OH NOOOO, SHE DIDN'T...

C

OH YES, I TOTALLY DID...

 

6 comments:

ChiTown Girl said...

Atta girl!!

Clippy Mat said...

Yes! You are so right.
good for you.
hugs :~)

Maria said...

There is a psych trick that actually works, I think. Let yourself have a good memory of Diane. Savor it, run it over your insides. Hold it in your right hand. Now, think of something awful that she said or did to you. Endure it,let it snake around your insides. Hold it in your left hand. The left one weighs more, as it should. The right one has less weight because, in the end, her bad moments overcame the good.

Chris, are you quite sure that her "lack of identity" is what changed it all? This doesn't feel genuine to me. It feels like a cop out.
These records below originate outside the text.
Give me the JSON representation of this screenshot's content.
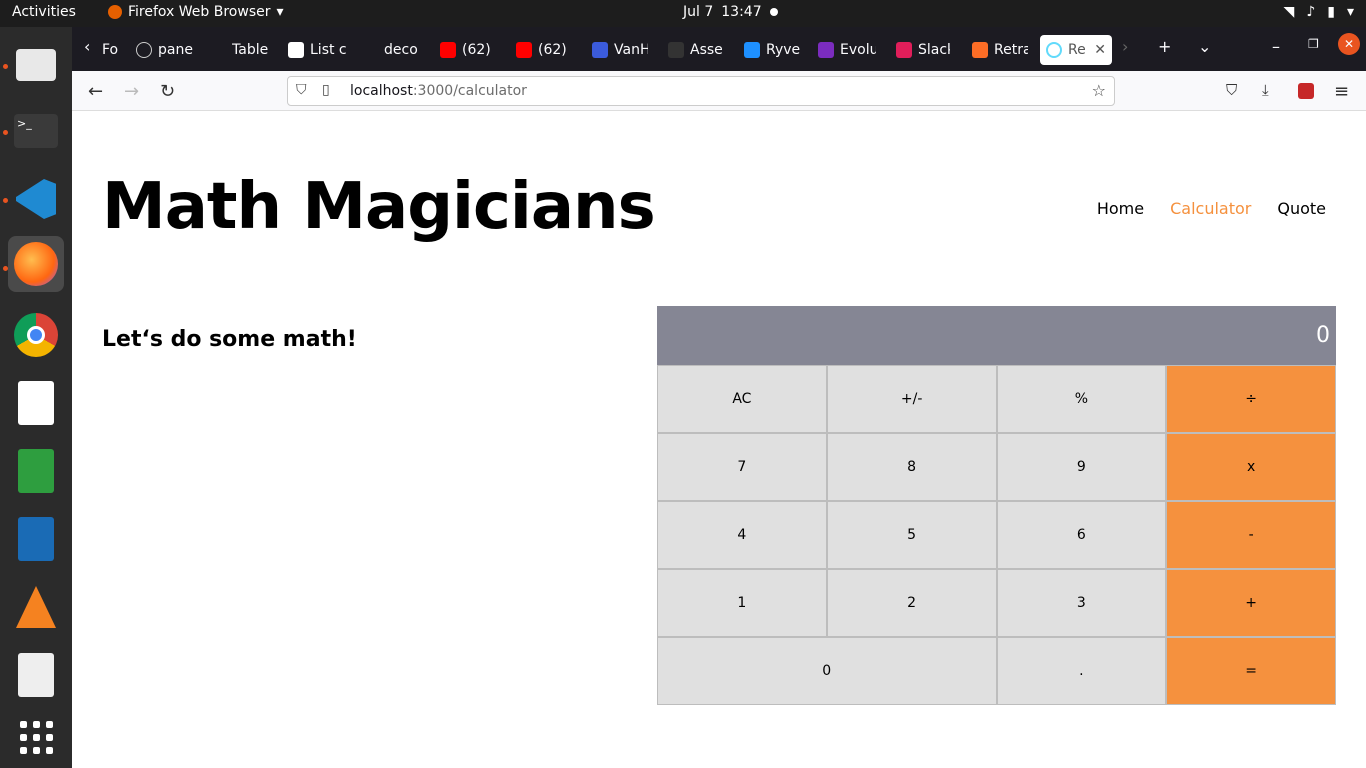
{
  "system": {
    "activities": "Activities",
    "app_name": "Firefox Web Browser",
    "date": "Jul 7",
    "time": "13:47"
  },
  "dock": [
    "files-icon",
    "terminal-icon",
    "vscode-icon",
    "firefox-icon",
    "chrome-icon",
    "text-editor-icon",
    "calc-icon",
    "writer-icon",
    "vlc-icon",
    "reader-icon",
    "apps-grid-icon"
  ],
  "tabs": [
    {
      "label": "Fo",
      "color": "#888"
    },
    {
      "label": "pane",
      "color": "#ccc"
    },
    {
      "label": "Table",
      "color": "#444"
    },
    {
      "label": "List c",
      "color": "#fff"
    },
    {
      "label": "deco",
      "color": "#444"
    },
    {
      "label": "(62)",
      "color": "#ff0000"
    },
    {
      "label": "(62)",
      "color": "#ff0000"
    },
    {
      "label": "VanH",
      "color": "#3b5bdb"
    },
    {
      "label": "Asse",
      "color": "#222"
    },
    {
      "label": "Ryve",
      "color": "#1e90ff"
    },
    {
      "label": "Evolu",
      "color": "#7b2cbf"
    },
    {
      "label": "Slack",
      "color": "#e01e5a"
    },
    {
      "label": "Retra",
      "color": "#fc6d26"
    },
    {
      "label": "Re",
      "color": "#61dafb"
    }
  ],
  "url": {
    "host": "localhost",
    "path": ":3000/calculator"
  },
  "page": {
    "logo": "Math Magicians",
    "nav": [
      "Home",
      "Calculator",
      "Quote"
    ],
    "intro": "Let‘s do some math!"
  },
  "calculator": {
    "display": "0",
    "keys": [
      "AC",
      "+/-",
      "%",
      "÷",
      "7",
      "8",
      "9",
      "x",
      "4",
      "5",
      "6",
      "-",
      "1",
      "2",
      "3",
      "+",
      "0",
      ".",
      "="
    ]
  },
  "colors": {
    "accent": "#f5913e",
    "display_bg": "#858694"
  }
}
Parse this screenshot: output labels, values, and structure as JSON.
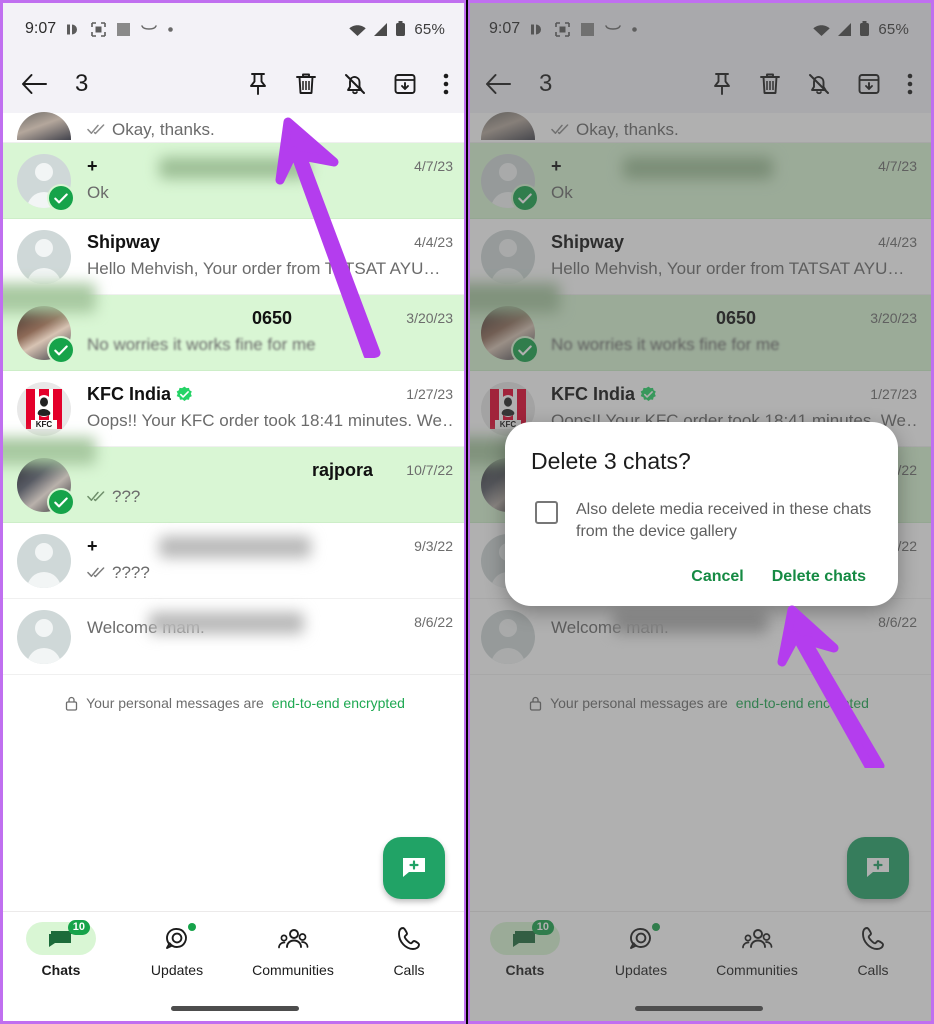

You will have many, many weak times so don't kick yourself. What riles me is thinking that she is reading this blog and thinking herself some great love that you will never get over. Someone who behaved as she did is no keeper, Chris. If I were you, I'd write her consulate and let them know that she bullied you into signing those papers. It won't matter much...unless she tires of her current unshipworthy relationship and tries to come back. Then, it might gum up the machinery a bit. And, c'mon...you don't really want her back, do you? You are a person of great value and have much to offer. She showed her true colors and maybe, if she has any courage in her, she might look into a mirror one day and flinch at what she sees, what she did to you.

jo.irish.rose said...

Toone, you are such a strong person!!! You HAVE and will overcome this too! Print it out! Reread it! The pain will be there but like a fresh surgery, it will take time to heal and along with "therapy" (which may be actual therapy or for you writing and your friends??) your healing will come...each day is a little better. You will have weak moments, a song, something you did together, a sight, whatever. But that will heal too!! Look how long it took for you to get over David! Even now you still hear "your" song! It is just a time thing, and you know in you mind how it works, you just have to tell your lil broken hear that!! Know that I love very much and promise you that you will survive this one too! xxxxxx Wish I was there to squish you!!

Busy Bee Suz said...

Oh, yeah YOU did go there!
Stale crust. Ouch. I like it though.
You rock...and you will be rocking life again very soon.
Be strong. (BEE strong)
xoxo

C said...

thanks to all, maria i dont know what the fuck is truth anymore, there is so much info that doesnt even fit or make sense.